The Sulayman Pasha mosque is one example of the synthesis of architectural innovations that occurred in Egypt during the Ottoman Empire. Both indirect and direct architectural innovations from the Ottoman period were visible throughout Egypt. The golden age of the Ottoman Empire, in particular, led to the rise of the architect, Mimar Sinan, who introduced many innovative designs that inspired the rest of the Islamic world and architecture more generally. 

Before the Ottoman period began, the Mamluk style heavily influenced mosque architecture. While other areas in the Islamic world, such as then-Syria, were able to embrace the presence of the Ottoman style, it was not easy for Egypt to directly embrace and incorporate Ottoman elements at first. This was because Egypt, and Cairo in particular, was the center for the Mamluk Sultanate's golden age. As a result, when the Sulayman Pasha mosque was built, it incorporated both elements from both Ottoman and Cairene architecture.

19th Century 
While light restorations likely took place, the overall scheme of the mosque is original. Until restoration in the 19th century, a large model boat hung within the arcades adjoining the tomb of the mosque. The model boat was a reference to Pharaonic burial customs.

Architecture

Interior 
The mosque is in the T-form variant, which is a distinct Ottoman design. The mosque consists of two sections, and covered with a dome in the center surrounded by semi-domes decorated with colored inscriptions. It is a prominent Ottoman architectural design. The domes of the mosque are all covered with green qashani geographic patterns. The central dome rests on spherical pendentives and includes vegetal decoration.

The mosque consists of two sections.

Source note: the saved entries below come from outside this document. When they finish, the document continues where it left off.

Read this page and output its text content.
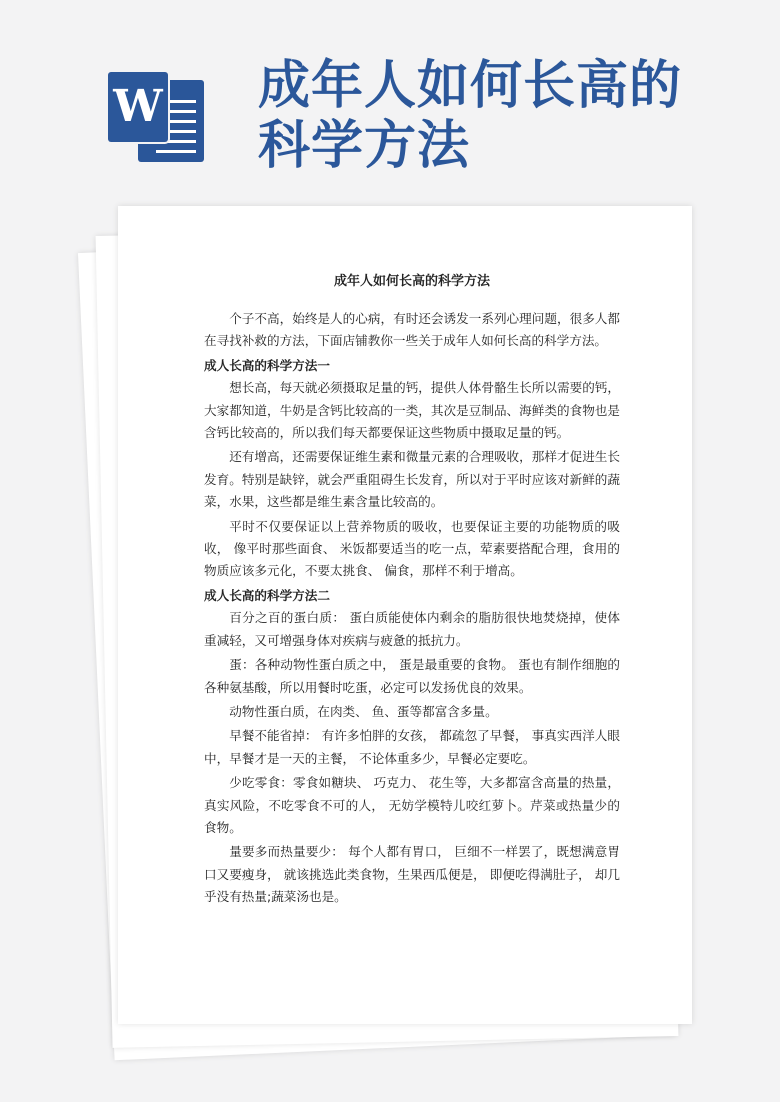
W 成年人如何长高的
科学方法
成年人如何长高的科学方法

个子不高，始终是人的心病，有时还会诱发一系列心理问题，很多人都在寻找补救的方法，下面店铺教你一些关于成年人如何长高的科学方法。

成人长高的科学方法一

想长高，每天就必须摄取足量的钙，提供人体骨骼生长所以需要的钙，大家都知道，牛奶是含钙比较高的一类，其次是豆制品、海鲜类的食物也是含钙比较高的，所以我们每天都要保证这些物质中摄取足量的钙。

还有增高，还需要保证维生素和微量元素的合理吸收，那样才促进生长发育。特别是缺锌，就会严重阻碍生长发育，所以对于平时应该对新鲜的蔬菜，水果，这些都是维生素含量比较高的。

平时不仅要保证以上营养物质的吸收，也要保证主要的功能物质的吸收， 像平时那些面食、 米饭都要适当的吃一点，荤素要搭配合理，食用的物质应该多元化，不要太挑食、 偏食，那样不利于增高。

成人长高的科学方法二

百分之百的蛋白质： 蛋白质能使体内剩余的脂肪很快地焚烧掉，使体重减轻，又可增强身体对疾病与疲惫的抵抗力。

蛋：各种动物性蛋白质之中， 蛋是最重要的食物。 蛋也有制作细胞的各种氨基酸，所以用餐时吃蛋，必定可以发扬优良的效果。

动物性蛋白质，在肉类、 鱼、蛋等都富含多量。

早餐不能省掉： 有许多怕胖的女孩， 都疏忽了早餐， 事真实西洋人眼中，早餐才是一天的主餐， 不论体重多少，早餐必定要吃。

少吃零食：零食如糖块、 巧克力、 花生等，大多都富含高量的热量， 真实风险，不吃零食不可的人， 无妨学模特儿咬红萝卜。芹菜或热量少的食物。

量要多而热量要少： 每个人都有胃口， 巨细不一样罢了，既想满意胃口又要瘦身， 就该挑选此类食物，生果西瓜便是， 即便吃得满肚子， 却几乎没有热量;蔬菜汤也是。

The entrance of the mosque leads directly to into the first half of the mosque: the prayer hall. This hall is flanked by three-semi domes, which open to a central courtyard. On the first section, the decorations are interspersed with various writings, and marble walls covering the bottom ends with a strip of Kufi line and flowered Qur'anic verses. At the middle of the eastern wall, there exists mihrab and a marble platform. Specifically in this area, there are two iwans: on the first iwan, there are decorations interspersed with various writings that also include Qur'anic verses. 

One of the Qur'anic verses being a handsome inscription encircles the dome, a prominent and elevated place for the written word, the basis of the Universal Law of Islam, (Quran 3:189-194):

"To God belongs the Kingdom of the heavens and of the earth; and God is powerful over everything.

Surely in the creation of the heavens and earth and in the alternation of night and day there are signs for men possessed of minds who remember God;

Standing and sitting on their sides, And reflect upon the creation of the heavens and the earth:

'Our Lord, Thou has not created this for vanity, Glory be to Thee!

Guard us against the chastisement of the Fire.

Our Lord, whomsoever Thou admittest into the Fire, Thou wilt have abased; and the evildoers shall have no helpers.

Our Lord, we have heard a caller calling us to belief, saying, "Believe you in your Lord!" And we believe.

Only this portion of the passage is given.